Ramai-ramai Jurnalis Jadi Buzzer TikTok, ‘Jale’ di Era Digital 4.0?
Bagaimana jika jurnalis merangkap jadi buzzer pemerintah? Saya ngobrol dengan Dewan Pers untuk membedahnya.
Cuitan Karima (@karimasoyou) yang membeberkan akun buzzer pemerintah di TikTok ramai diserbu warganet. Berdasarkan penelusurannya, beberapa kreator di akun tersebut adalah mantan jurnalis. Bahkan, salah satunya ditemukan merupakan jurnalis yang masih aktif bekerja. Cuitan yang diunggah pada (13/11) itu pun mendapat 2,5 juta pelihat dan 4 ribu likes di X.
“Ada akun @tigaenampuluh_ di TikTok yg isi kontennya propaganda ‘Jurnalistik adalah media gosip’. Serangan kepada saya, Najwa Shihab, creator lain yg kritis ini makin marak dimulai dari sana, selain dari Ali Hamza dan sejenisnya” tulis Karima.

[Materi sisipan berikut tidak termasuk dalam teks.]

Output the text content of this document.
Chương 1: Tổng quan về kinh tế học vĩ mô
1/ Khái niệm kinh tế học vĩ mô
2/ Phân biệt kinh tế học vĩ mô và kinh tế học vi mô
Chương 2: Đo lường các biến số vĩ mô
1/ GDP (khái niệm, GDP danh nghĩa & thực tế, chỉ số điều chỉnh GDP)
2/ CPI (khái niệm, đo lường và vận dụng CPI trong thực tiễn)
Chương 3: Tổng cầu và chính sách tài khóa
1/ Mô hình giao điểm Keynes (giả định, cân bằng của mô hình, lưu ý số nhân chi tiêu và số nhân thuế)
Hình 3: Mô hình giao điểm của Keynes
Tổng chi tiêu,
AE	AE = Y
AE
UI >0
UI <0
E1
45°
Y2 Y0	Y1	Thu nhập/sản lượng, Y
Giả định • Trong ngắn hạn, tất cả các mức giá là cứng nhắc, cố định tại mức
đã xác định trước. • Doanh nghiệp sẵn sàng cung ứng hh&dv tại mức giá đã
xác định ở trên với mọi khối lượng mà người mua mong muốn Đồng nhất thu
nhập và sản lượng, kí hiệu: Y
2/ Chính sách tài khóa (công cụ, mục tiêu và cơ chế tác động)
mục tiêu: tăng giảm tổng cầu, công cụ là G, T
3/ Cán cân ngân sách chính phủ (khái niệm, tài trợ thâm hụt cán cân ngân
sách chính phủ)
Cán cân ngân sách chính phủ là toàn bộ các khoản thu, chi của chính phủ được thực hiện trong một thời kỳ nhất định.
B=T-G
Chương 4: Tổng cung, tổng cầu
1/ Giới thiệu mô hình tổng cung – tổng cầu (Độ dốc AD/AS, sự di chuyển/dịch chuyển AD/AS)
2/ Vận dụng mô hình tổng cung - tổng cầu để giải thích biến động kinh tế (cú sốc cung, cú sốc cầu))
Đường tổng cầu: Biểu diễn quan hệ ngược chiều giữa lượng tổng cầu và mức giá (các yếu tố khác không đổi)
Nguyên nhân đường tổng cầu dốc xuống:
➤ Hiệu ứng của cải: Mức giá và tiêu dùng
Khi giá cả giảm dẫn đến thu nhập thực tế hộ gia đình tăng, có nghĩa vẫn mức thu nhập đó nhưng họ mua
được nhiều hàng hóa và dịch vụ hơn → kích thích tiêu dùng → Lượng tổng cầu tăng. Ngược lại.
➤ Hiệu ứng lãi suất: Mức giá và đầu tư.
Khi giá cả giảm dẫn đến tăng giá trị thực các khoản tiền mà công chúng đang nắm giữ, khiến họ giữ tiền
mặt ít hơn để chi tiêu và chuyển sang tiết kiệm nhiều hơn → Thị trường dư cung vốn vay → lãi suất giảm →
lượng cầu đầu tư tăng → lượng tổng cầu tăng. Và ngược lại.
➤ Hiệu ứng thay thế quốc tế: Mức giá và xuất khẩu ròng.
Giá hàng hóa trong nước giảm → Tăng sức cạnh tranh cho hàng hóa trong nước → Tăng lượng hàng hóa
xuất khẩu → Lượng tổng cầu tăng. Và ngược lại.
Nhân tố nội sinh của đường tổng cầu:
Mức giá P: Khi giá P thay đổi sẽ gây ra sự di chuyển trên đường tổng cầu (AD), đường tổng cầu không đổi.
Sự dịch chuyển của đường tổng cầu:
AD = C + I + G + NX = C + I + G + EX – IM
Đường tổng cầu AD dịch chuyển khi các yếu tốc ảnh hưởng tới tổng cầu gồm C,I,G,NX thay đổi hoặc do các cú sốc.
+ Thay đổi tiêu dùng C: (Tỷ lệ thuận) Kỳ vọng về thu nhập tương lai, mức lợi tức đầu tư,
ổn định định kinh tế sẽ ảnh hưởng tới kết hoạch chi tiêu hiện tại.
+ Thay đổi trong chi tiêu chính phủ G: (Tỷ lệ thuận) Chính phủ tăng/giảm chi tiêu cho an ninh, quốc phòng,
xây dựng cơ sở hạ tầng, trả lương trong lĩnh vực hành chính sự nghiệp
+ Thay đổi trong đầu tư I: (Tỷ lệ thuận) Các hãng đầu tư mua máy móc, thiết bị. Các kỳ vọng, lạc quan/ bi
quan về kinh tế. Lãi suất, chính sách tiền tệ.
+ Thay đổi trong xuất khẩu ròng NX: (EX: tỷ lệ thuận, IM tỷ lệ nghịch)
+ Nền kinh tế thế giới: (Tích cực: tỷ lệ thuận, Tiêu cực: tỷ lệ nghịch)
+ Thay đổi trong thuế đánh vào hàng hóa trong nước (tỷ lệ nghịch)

Magdalene lantas menghubungi Karima untuk cari tahu soal ini. Mantan jurnalis yang kini aktif jadi konten kreator TikTok terkait isu sosial politik itu menjelaskan bagaimana pertama kali menemukan akun tersebut di TikTok. Semua bermula saat akun @tigaenampuluh_ menggabungkan (stitch) video tanggapan dengan opini Karima yang membahas perangai Gibran kepada wartawan.
“Di X saya awal-awal nyebut bagaimana wakil presiden sering melengos dari teman-teman wartawan yang nempel wapres. Nah, saya bawa isu ini ke TikTok dalam sebuah konten video. Setelah itu, notifikasi, DM, semua tiba-tiba banyak serangan, pelecehan, ancaman, sampai fitnah. Saya sebenarnya sudah menduga hal ini. Namun, selain itu, enggak sampai 10 jam, ada salah satu akun yang stitch video TikTok saya itu. Saat saya cek, baru saya lihat @tigaenampuluh_ ini,” jelas Karima.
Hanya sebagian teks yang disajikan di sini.